Abu Salem bergabung sebagai sukarelawan pada 19 Oktober 2023.
Ia adalah lulusan fisioterapi Universitas Islam di Gaza.
"Saya tahu bekerja di rumah sakit pada umumnya akan sangat sibuk, namun bekerja di rumah sakit selama perang berada pada level yang berbeda," kata pria berusia 25 tahun ini kepada AlJazeera.
"Anda tidak tahu apa yang akan terjadi besok, apakah Anda akan hidup atau mati. Tapi, menyerah bukanlah suatu pilihan."
Baca juga: Daftar Produk Israel dan Pendukung Zionis dalam Genosida di Gaza Palestina, Kini Diboikot
Departemen fisioterapi menangani semua pasien setelah perawatan awal di ruang gawat darurat.
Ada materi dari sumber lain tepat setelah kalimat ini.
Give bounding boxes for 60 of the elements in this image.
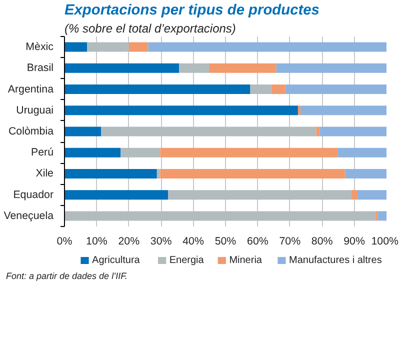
bar: [101, 126, 316, 136]
bar: [209, 63, 276, 73]
chart-title: Exportacions per tipus de productes: [64, 2, 320, 18]
y-tick-label: Equador: [13, 188, 54, 201]
bar: [120, 148, 160, 158]
x-tick-label: 10%: [86, 236, 108, 248]
legend-label: Agricultura: [92, 255, 140, 266]
bar: [351, 190, 358, 200]
bar: [160, 168, 346, 178]
bar: [64, 63, 180, 73]
y-tick-label: Colòmbia: [8, 126, 54, 138]
x-tick-label: 30%: [150, 236, 172, 248]
bar: [148, 42, 386, 52]
bar: [64, 84, 250, 94]
x-tick-label: 0%: [56, 236, 73, 248]
bar: [168, 190, 352, 200]
y-tick-label: Xile: [36, 168, 54, 180]
x-tick-label: 90%: [344, 236, 366, 248]
bar: [64, 190, 168, 200]
bar: [300, 106, 386, 116]
x-tick-label: 60%: [247, 236, 269, 248]
bar: [128, 42, 148, 52]
bar: [64, 126, 102, 136]
legend-label: Energia: [169, 255, 204, 266]
legend-label: Mineria: [229, 255, 262, 266]
bar: [87, 42, 129, 52]
x-tick-label: 50%: [214, 236, 237, 248]
x-tick-label: 80%: [311, 236, 334, 248]
legend-label: Manufactures i altres: [289, 255, 382, 266]
bar: [64, 148, 121, 158]
y-tick-label: Perú: [30, 146, 54, 159]
x-tick-label: 100%: [371, 236, 400, 248]
bar: [156, 168, 160, 178]
bar: [160, 148, 338, 158]
y-tick-label: Uruguai: [16, 104, 54, 116]
y-tick-label: Argentina: [8, 83, 54, 96]
x-tick-label: 20%: [118, 236, 140, 248]
bar: [64, 106, 298, 116]
bar: [345, 168, 386, 178]
bar: [250, 84, 272, 94]
bar: [276, 63, 386, 73]
bar: [64, 42, 88, 52]
bar: [316, 126, 320, 136]
y-tick-label: Veneçuela: [4, 210, 54, 222]
bar: [320, 126, 386, 136]
x-tick-label: 40%: [182, 236, 204, 248]
y-tick-label: Brasil: [26, 62, 54, 74]
y-tick-label: Mèxic: [26, 41, 54, 54]
bar: [64, 211, 376, 221]
bar: [271, 84, 286, 94]
bar: [358, 190, 386, 200]
bar: [179, 63, 210, 73]
bar: [338, 148, 386, 158]
chart-subtitle: (% sobre el total d’exportacions): [64, 22, 236, 36]
text: Font: a partir de dades de l’IIF.: [6, 270, 128, 283]
bar: [378, 211, 386, 221]
bar: [298, 106, 301, 116]
bar: [64, 168, 157, 178]
x-tick-label: 70%: [279, 236, 302, 248]
bar: [285, 84, 386, 94]
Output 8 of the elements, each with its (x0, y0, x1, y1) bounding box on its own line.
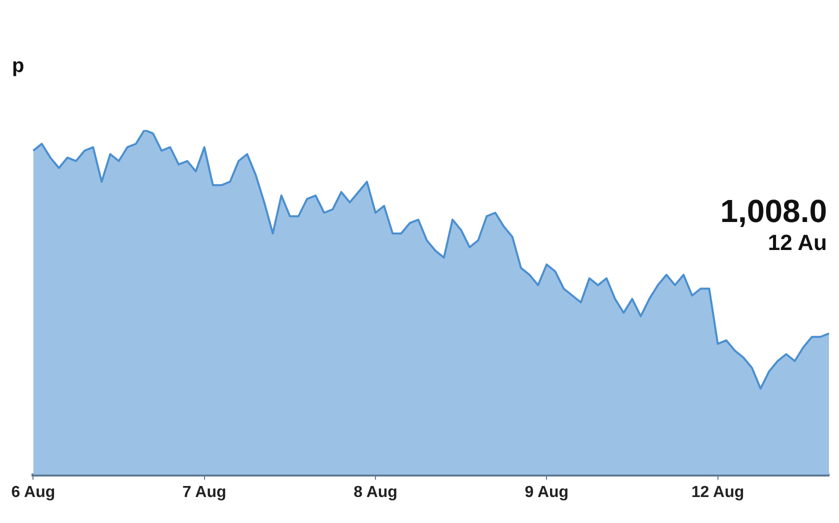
annotation: 1,008.0 (720, 193, 827, 229)
x-tick-label: 7 Aug (182, 484, 226, 501)
chart-subtitle: p (12, 55, 24, 77)
x-tick-label: 12 Aug (691, 484, 744, 501)
annotation: 12 Au (768, 230, 827, 255)
x-tick-label: 8 Aug (354, 484, 398, 501)
x-tick-label: 9 Aug (524, 484, 569, 501)
x-tick-label: 6 Aug (11, 484, 56, 501)
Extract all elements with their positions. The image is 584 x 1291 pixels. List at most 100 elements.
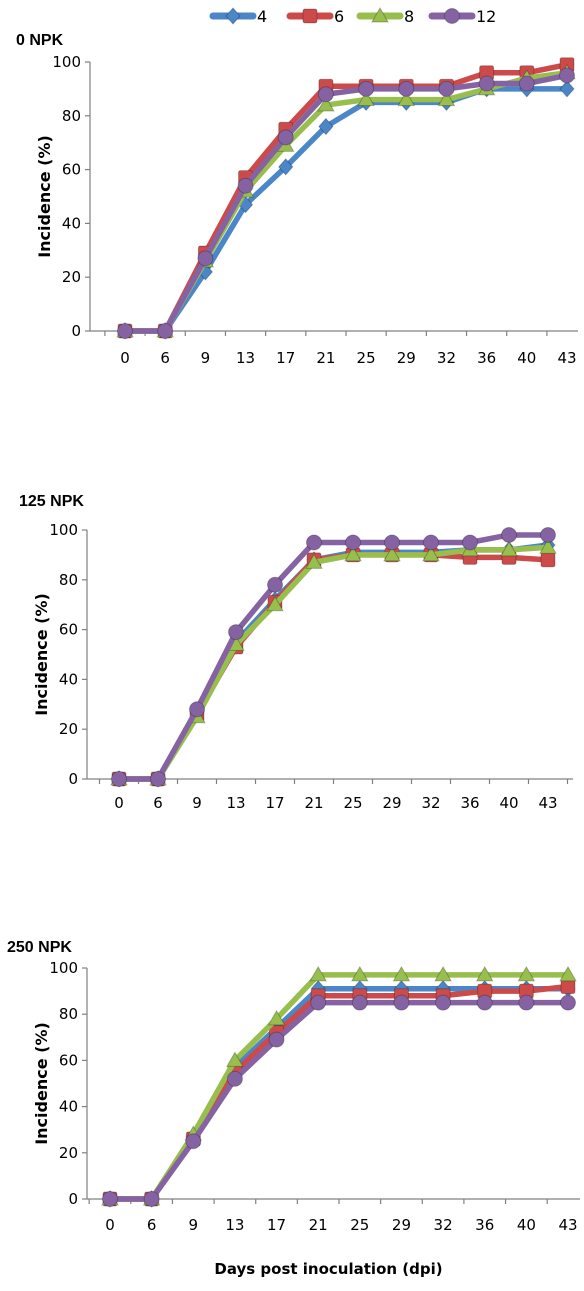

Setelahnya, departemen fisioterapi melanjutkan ke departemen lain seperti unit bedah atau bagian pediatrik.
Abu Salem berbicara kepada pasien, termasuk saudara laki-lakinya yang juga menjadi korban serangan, tentang sifat luka mereka, komplikasi yang mungkin timbul, dan cara menghindari risiko tersebut.
Ia beruntung bisa merawat sendiri saudara laki-lakinya yang mengalami luka ringan.
Meski demikian, Abu Salem tak menampik, mengobati orang yang dikenalnya cukup membuat stres.
“Suatu hari saudara laki-laki saya sendiri mengalami cedera – untungnya tidak serius,” katanya.
“Tetapi stres saat merawat orang yang Anda kenal, bisa sangat melemahkan.”
"Saya Hanya Berharap Keluarga Saya Tetap Hidup"
Dokter muda bernama Abdelrahman Abu Shawish, tak menyangka akan menjalani 'peran' penting sesaat setelah lulus dari sekolah kedokteran Universitas Azhar, Gaza.
Saat ini, Abu Shawish yang menjadi sukarelawan di departemen bedah di RS Shuhada Al-Aqsa, harus membuat keputusan penting untuk hidup pasiennya.